A few years ago, while I was in graduate school, I sang and played guitar for the contemporary services at Peace Lutheran Church in Gahanna, Ohio. After being there for nearly a year, the assistant pastor introduced me to Rob Bell. He gave me a copy of Velvet Elvis and told me I could keep it if I gave him a full report. (A review. The same thing that got me to read this book.) He wanted to know what I thought. I did my duty. Pencil in hand, I worked through the whole book in an hour and a half. Maybe two hours. Not long. I absolutely detested the book. I wasn’t offended by its theological claims. I was bored mostly. It had no theological rigor whatsoever, no thought really. It was full of easy assertions, truisms, cliches, and logical contradictions. It was also written in a rather tortured, choppy, and insulting prose, the sort of thing that would make Dan Brown look respectable. Tabloid quality writing and layout. Purposefully bad. I went back and gave the pastor my full report.
Rob Bell, I said, strikes me as a kind of Joel Osteen 2.0, an edgy mega-pastor more related to a rock and roll, white middle class version of Oprah than anyone else I could think of. He sort of gave me an awkward shrug and suggested I check out more substantive writers in the “emergent church” crowd.
And, no, by the way: I didn’t write that to recant it later. No redemption here. But there is more to the story than that. This is what I appreciated about James K. Wellman’s book, Rob Bell and the New American Christianity.
Wellman makes a strong case to take Bell seriously, for aesthetic, not theological reasons. His book triples as biography, qualitative research, and religious endorsement.
These three strands come together in the undeniable fact that, in certain respects, Bell seems to be doing what us Catholics have been calling “the New Evangelization.” He has managed to communicate — within a the rather narrow niche of American post-protestantism. Bell has cultural resonance. While his religious instincts are often woefully under-read and rather simplistic in their breadth and depth, despite Wellman’s attempt to show them as otherwise, his voice and ministry appear to be strategically embedded in a cultural response to the times as they are, warts and all. And his finishing note, so Wellman argues, is a call to an aesthetic vision of Christianity, an evangelical call to see the Gospel — and Christ — as beautiful.
There is surely something going on here that is serious. Wellman convinced me of that much. The question is whether it is religious. I’m not choosy. I buy the idea that the secular is sacred — I’m a Franciscan after all — but there is something about Bell’s ministerial math that still doesn’t add up. There is a difference between a simple, perfect, masterpiece and its simplistic, flavorless converse. If we measure religious impact in terms of sheer popularity, Bell deserves some short-term recognition. It is certainly less fake and facile than the prosperity gospels that still linger somehow. But many of Wellman’s own questions often seem to miss opportunities to show that depth, opting instead for the controversy and the publicity. His rather odd discussion of whether Bell is a charismatic or a virtuoso, based on rather arbitrary litanies of loosely related word banks, is a key example.

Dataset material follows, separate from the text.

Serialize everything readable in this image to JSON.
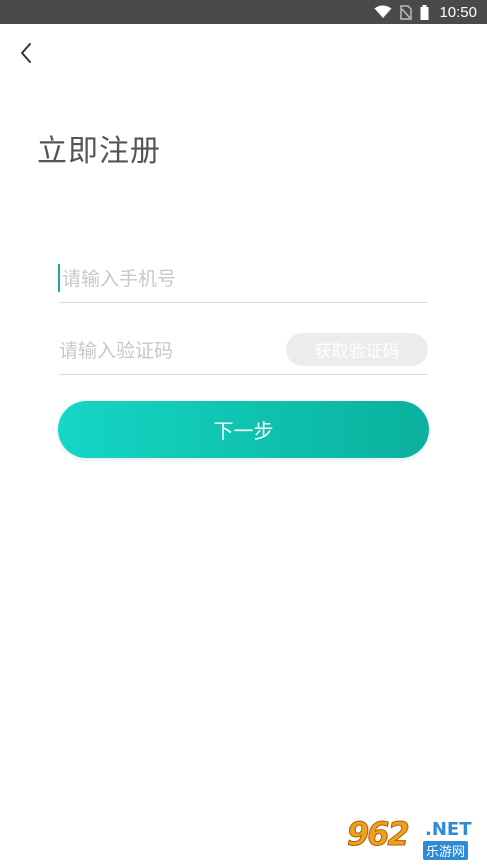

I’ve often wondered what the University of Oregon’s flashy-Nike-uniform-clad football team will wear for their vintage, throw-back look in ten or twenty years. I wonder a lot of the same things about Bell. Wellman’s book left my mind wandering to Joseph Smith, the original gansta of the New American Christianity, and I don’t know quite what to make of the comparison.
What I do think a Catholic could learn from this book is that the New Evangelization needs artists, and good ones. Even good ones by today’s popular standards. We need a Catholic Questlove. As I’ve written before: we need Catholic jazz.
Wellman’s book is best read, I think, as biography. Here we meet a celebrated and despised man who seems to recognize the genius in speaking directly at that hyped imagery and calling it by name. Today’s evangelists are great at this, Bell included. Authentic self-effacment shocks and disarms and opens doors to honest talk and community. But it only lasts so long when it becomes aware of itself and strategic. But why opt for anything less than real?
These personal challenges spill over into the religious discussion, but I wish they didn’t move there so quicky or easily. I wish there was more of a psychoanalytic reading of Bell here, a darker and perhaps more self-reflexive glance at a person who’s final verdict is still wide open.
Bell will not go down in history for his religious or theological contributions. Time magazine is right place for him in that respect. But he might be memorable and instructive to us for his testimony: his struggle to live a life in times when that is hard to do.
In the end I appreciated Wellman’s book as an existential and confessional text, an unfinished story that seems, in this reader’s view, on a collision course with the tragicomic.